Soft Targets, Hard Choices
Feb 04, 2021In my career as a close-protection operator in the early 2000s, I had many interesting clients — from heads of state to film stars to CEOs of global companies.
But one of the most interesting was a man named T. J. Leyden — a man few would recognize on the street, even today, but who was then living (and continues to live now) with a target painted on his back.
Leyden was a leader of the Hammerskin Nation, the largest white supremacist transnational organization in America, a vile hate group to which he’d pledged his allegiance for some 15 years.
When I met him, he’d abandoned his former life of hate and now worked as an educator for the Simon Wiesenthal Center in an effort to make up for his previous wrongdoings.
And he’d come to Pittsburgh with a warning.
“Anyone who is Jewish, black, Hispanic, Asian, homosexual, a government worker, or a tolerant white is the sworn enemy of the Aryan Nations,” Leyden said, “who have vowed to annihilate the rest of society, one way or another.”
And to remove any doubt his audience might have had, he recited a portion of the chilling oath he’d taken, decades earlier as a young recruit:
“I, as an Aryan man, hereby swear an unrelenting oath … that I have a sacred duty to do whatever is necessary to deliver our people from the Jew and bring total victory to the Aryan race.”
He concluded his talk by saying that “some people think ignoring intolerance, gangs, and racism will make it go away. It won’t.”
Leyden’s audience — sitting in an auditorium less than half a mile from the Tree of Life Synagogue — listened politely and applauded.
And soon forgot.
Last week, of course, the vicious anti-Semitic hate of which Leyden warned came back to our city, literally with a vengeance. And it found its target in the unique (and uniquely peaceful) Jewish community of Squirrel Hill, which has been a vital part of one of America’s most racially, ethically, and religiously diverse cities, a city which has long prided itself on its tolerance and its welcoming attitude toward strangers.

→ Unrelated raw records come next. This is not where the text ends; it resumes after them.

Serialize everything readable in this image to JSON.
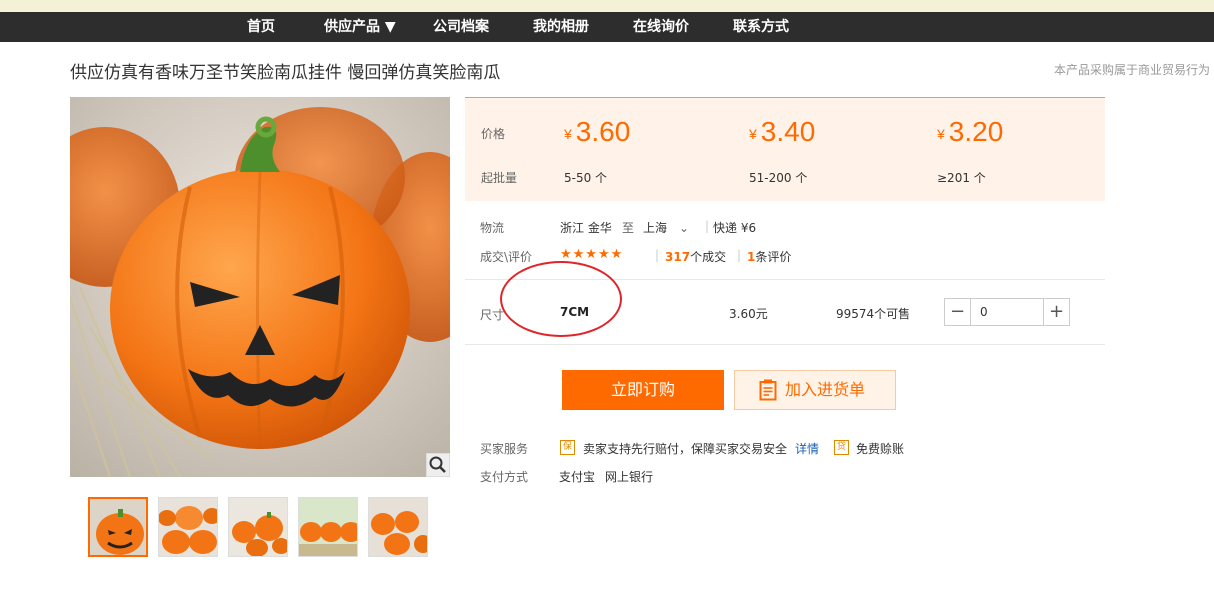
{
  "nav": {
    "items": [
      {
        "label": "首页"
      },
      {
        "label": "供应产品 ▼"
      },
      {
        "label": "公司档案"
      },
      {
        "label": "我的相册"
      },
      {
        "label": "在线询价"
      },
      {
        "label": "联系方式"
      }
    ]
  },
  "product": {
    "title": "供应仿真有香味万圣节笑脸南瓜挂件 慢回弹仿真笑脸南瓜",
    "disclaimer": "本产品采购属于商业贸易行为"
  },
  "pricing": {
    "price_label": "价格",
    "moq_label": "起批量",
    "currency": "¥",
    "tiers": [
      {
        "price": "3.60",
        "range": "5-50 个"
      },
      {
        "price": "3.40",
        "range": "51-200 个"
      },
      {
        "price": "3.20",
        "range": "≥201 个"
      }
    ]
  },
  "logistics": {
    "label": "物流",
    "from": "浙江 金华",
    "to_word": "至",
    "destination": "上海",
    "shipping": "快递 ¥6"
  },
  "reviews": {
    "label": "成交\\评价",
    "stars": "★★★★★",
    "deals_count": "317",
    "deals_suffix": "个成交",
    "review_count": "1",
    "review_suffix": "条评价"
  },
  "sku": {
    "label": "尺寸",
    "name": "7CM",
    "price": "3.60元",
    "stock": "99574个可售",
    "quantity": "0",
    "minus": "−",
    "plus": "+"
  },
  "actions": {
    "order_label": "立即订购",
    "cart_label": "加入进货单"
  },
  "services": {
    "buyer_label": "买家服务",
    "guarantee_icon": "保",
    "guarantee_text": "卖家支持先行赔付，保障买家交易安全",
    "detail_link": "详情",
    "free_icon": "贷",
    "free_text": "免费赊账",
    "payment_label": "支付方式",
    "payment_methods": [
      "支付宝",
      "网上银行"
    ]
  },
  "colors": {
    "accent": "#ff6a00",
    "nav_bg": "#2d2d2d",
    "price_bg": "#fff2e8",
    "annotation": "#e0252a"
  }
}
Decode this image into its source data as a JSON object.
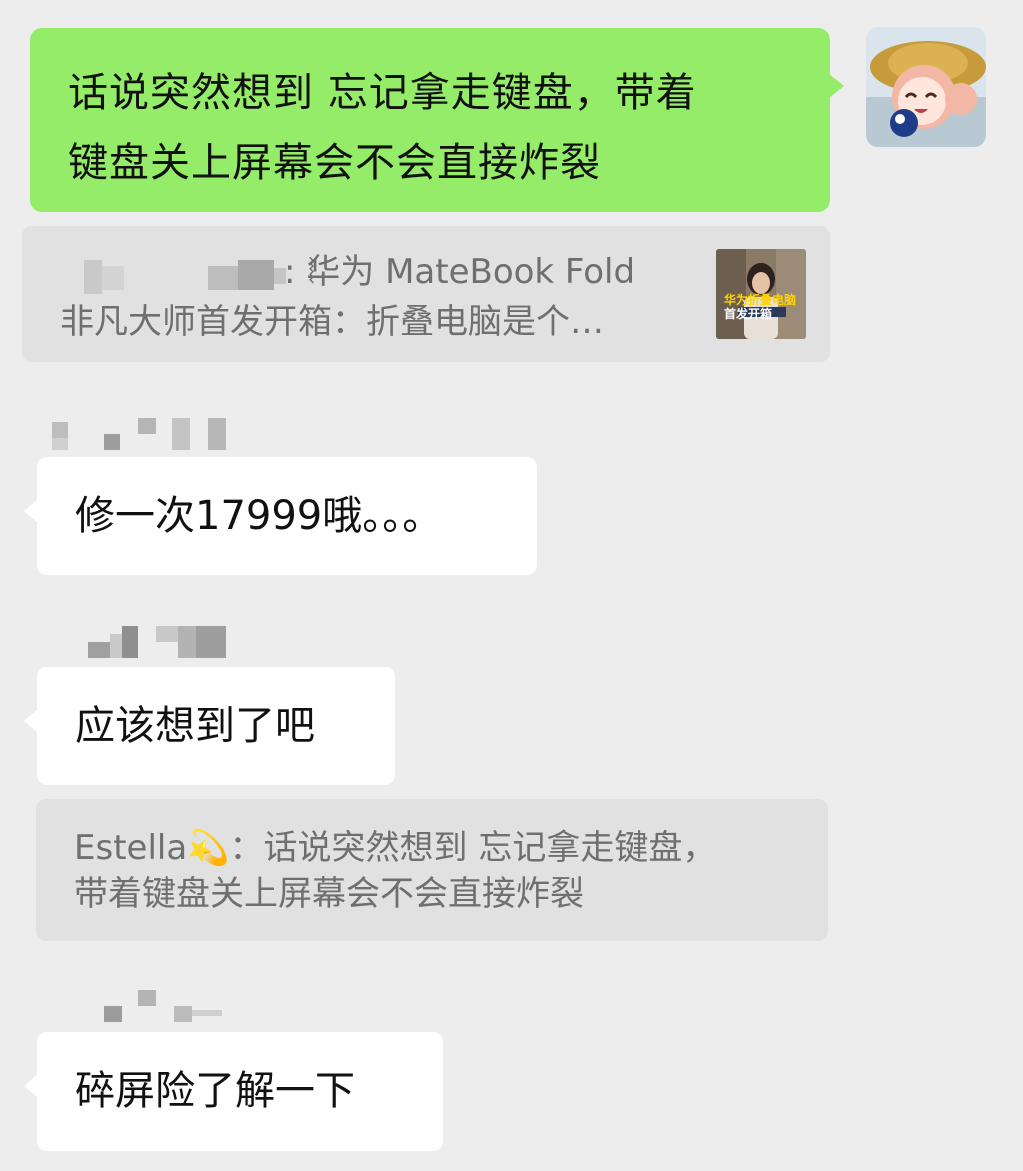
{
  "messages": {
    "outgoing": {
      "text_line1": "话说突然想到 忘记拿走键盘，带着",
      "text_line2": "键盘关上屏幕会不会直接炸裂"
    },
    "shared_link": {
      "line1": ": 华为 MateBook Fold",
      "line2": "非凡大师首发开箱：折叠电脑是个…",
      "thumbnail_caption_top": "华为折叠电脑",
      "thumbnail_caption_bottom": "首发开箱"
    },
    "incoming_1": "修一次17999哦。。。",
    "incoming_2": "应该想到了吧",
    "quote": {
      "sender": "Estella",
      "text_line1": "：话说突然想到 忘记拿走键盘，",
      "text_line2": "带着键盘关上屏幕会不会直接炸裂"
    },
    "incoming_3": "碎屏险了解一下"
  },
  "icons": {
    "avatar": "anime-girl-avatar",
    "sender_emoji": "dizzy-star-icon",
    "brand_logo": "huawei-matebook-logo-icon"
  },
  "colors": {
    "background": "#ededed",
    "outgoing_bubble": "#95ec69",
    "incoming_bubble": "#ffffff",
    "quote_bg": "#e1e1e1",
    "quote_text": "#6f6f6f"
  }
}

Indeed, if America is a melting pot, Pittsburgh is its center.
But it’s precisely this welcoming side of our city that makes Pittsburgh such an inviting target for those whose hearts know only hate, prejudice, and division.
We face many challenges moving forward from the terrible events in Squirrel Hill, and as some grapple with how to keep guns out of the hands of the deranged, I focus on how to “harden the target” to make future attacks less likely and the unthinkable less deadly.

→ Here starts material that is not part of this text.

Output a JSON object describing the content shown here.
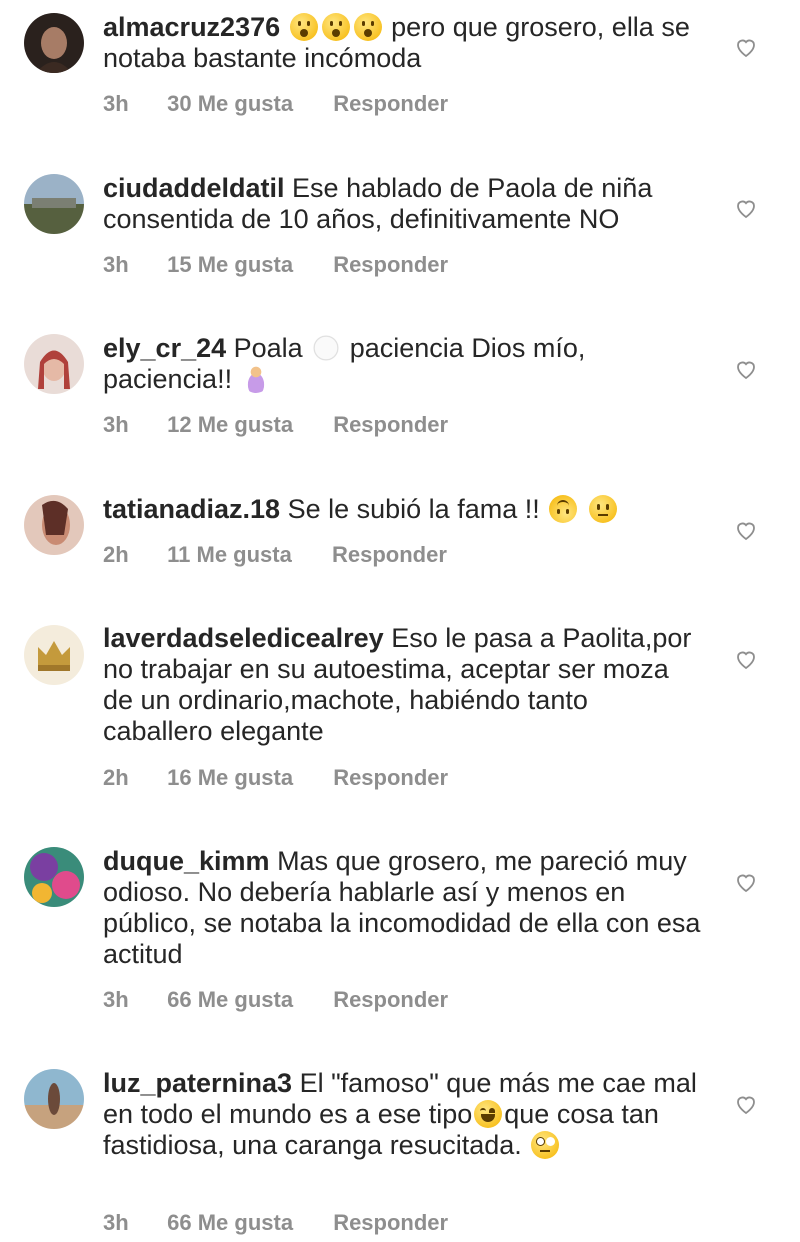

Some steps are purely common sense: critical incident and active-shooter training for our city’s most vulnerable populations and detailed analysis of synagogues and other public spaces to make them less inviting to attack and more defensible should an attack occur.

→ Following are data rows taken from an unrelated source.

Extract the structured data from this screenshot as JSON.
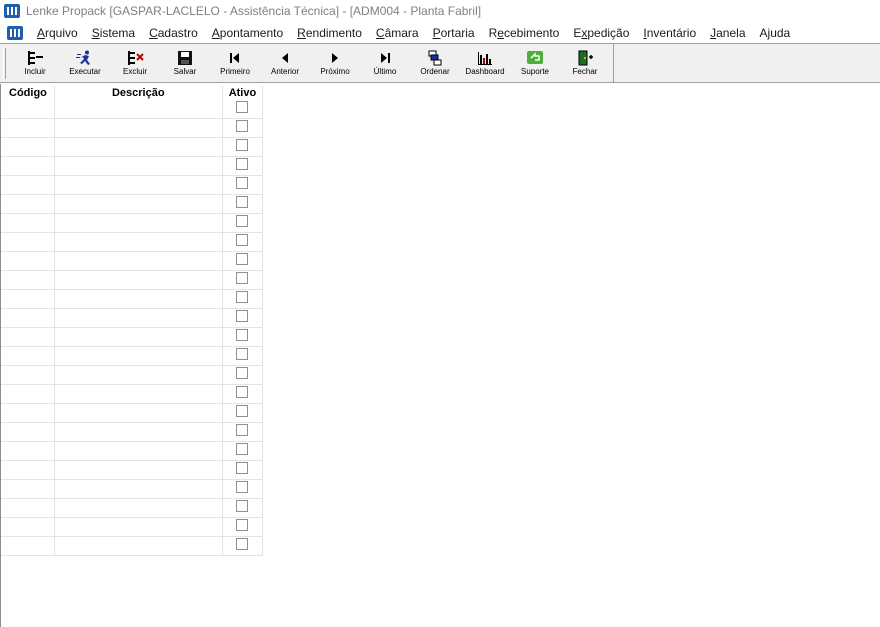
{
  "window": {
    "title": "Lenke Propack [GASPAR-LACLELO - Assistência Técnica] - [ADM004 - Planta Fabril]",
    "app_icon": "app-logo-icon"
  },
  "menu": {
    "items": [
      {
        "label": "Arquivo",
        "accel": "A"
      },
      {
        "label": "Sistema",
        "accel": "S"
      },
      {
        "label": "Cadastro",
        "accel": "C"
      },
      {
        "label": "Apontamento",
        "accel": "A"
      },
      {
        "label": "Rendimento",
        "accel": "R"
      },
      {
        "label": "Câmara",
        "accel": "C"
      },
      {
        "label": "Portaria",
        "accel": "P"
      },
      {
        "label": "Recebimento",
        "accel": "e"
      },
      {
        "label": "Expedição",
        "accel": "x"
      },
      {
        "label": "Inventário",
        "accel": "I"
      },
      {
        "label": "Janela",
        "accel": "J"
      },
      {
        "label": "Ajuda",
        "accel": "j"
      }
    ]
  },
  "toolbar": {
    "buttons": [
      {
        "label": "Incluir",
        "icon": "add-record-icon"
      },
      {
        "label": "Executar",
        "icon": "run-icon"
      },
      {
        "label": "Excluir",
        "icon": "delete-record-icon"
      },
      {
        "label": "Salvar",
        "icon": "save-icon"
      },
      {
        "label": "Primeiro",
        "icon": "first-icon"
      },
      {
        "label": "Anterior",
        "icon": "previous-icon"
      },
      {
        "label": "Próximo",
        "icon": "next-icon"
      },
      {
        "label": "Último",
        "icon": "last-icon"
      },
      {
        "label": "Ordenar",
        "icon": "sort-icon"
      },
      {
        "label": "Dashboard",
        "icon": "dashboard-icon"
      },
      {
        "label": "Suporte",
        "icon": "support-icon"
      },
      {
        "label": "Fechar",
        "icon": "close-door-icon"
      }
    ]
  },
  "grid": {
    "columns": [
      "Código",
      "Descrição",
      "Ativo"
    ],
    "rows": [
      {
        "codigo": "",
        "descricao": "",
        "ativo": false
      },
      {
        "codigo": "",
        "descricao": "",
        "ativo": false
      },
      {
        "codigo": "",
        "descricao": "",
        "ativo": false
      },
      {
        "codigo": "",
        "descricao": "",
        "ativo": false
      },
      {
        "codigo": "",
        "descricao": "",
        "ativo": false
      },
      {
        "codigo": "",
        "descricao": "",
        "ativo": false
      },
      {
        "codigo": "",
        "descricao": "",
        "ativo": false
      },
      {
        "codigo": "",
        "descricao": "",
        "ativo": false
      },
      {
        "codigo": "",
        "descricao": "",
        "ativo": false
      },
      {
        "codigo": "",
        "descricao": "",
        "ativo": false
      },
      {
        "codigo": "",
        "descricao": "",
        "ativo": false
      },
      {
        "codigo": "",
        "descricao": "",
        "ativo": false
      },
      {
        "codigo": "",
        "descricao": "",
        "ativo": false
      },
      {
        "codigo": "",
        "descricao": "",
        "ativo": false
      },
      {
        "codigo": "",
        "descricao": "",
        "ativo": false
      },
      {
        "codigo": "",
        "descricao": "",
        "ativo": false
      },
      {
        "codigo": "",
        "descricao": "",
        "ativo": false
      },
      {
        "codigo": "",
        "descricao": "",
        "ativo": false
      },
      {
        "codigo": "",
        "descricao": "",
        "ativo": false
      },
      {
        "codigo": "",
        "descricao": "",
        "ativo": false
      },
      {
        "codigo": "",
        "descricao": "",
        "ativo": false
      },
      {
        "codigo": "",
        "descricao": "",
        "ativo": false
      },
      {
        "codigo": "",
        "descricao": "",
        "ativo": false
      },
      {
        "codigo": "",
        "descricao": "",
        "ativo": false
      }
    ]
  }
}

Other steps, however, will demand moral and political courage, a willingness to fight back and win against an enemy who — as T. J. Leyden well understands — is sworn to divide, destroy, and murder.
Like the nation of Israel itself, Jewish communities are, by the very fact of their existence, inviting targets for those who would sow terror and fear. We must do everything in our power to make them less so — and the best way to achieve that is through a prepared citizenry.
This doesn’t mean we must place armed guards in every place of meeting or worship — or that everyone be armed. Not every person is willing or able to handle a firearm competently, nor should we expect them to.
That said, there are those in every community who are willing to step up — and we should do all we can to prepare and train them should the need arise. Obviously, an armed citizen, properly trained, will have a better chance of stopping a determined armed attacker, but unarmed defensive tactics can be remarkably effective and can be mastered by nearly anyone, regardless of age or physical ability. Most important, they help to cultivate both the mindset and the situational awareness necessary in a life-and-death circumstance.
As I tell my clients, it’s good to have a lifeguard, but it’s better to know how to swim. Indeed, not knowing “how to swim” places everyone — including the lifeguards — at greater risk. It is an abdication of personal responsibility.
The Torah states that we not only have a right, but an obligation to self-defense, and the defense of each other – “you shall not stand idly by the blood of your neighbor” (Leviticus 19:16, rodef - the law of the pursuer).
This is not an easy teaching to understand and accept in our hearts. But it’s one we must not only digest but also be prepared, should the need arise, to act on.
Soft targets demand hard choices. And our enemies aren’t going away.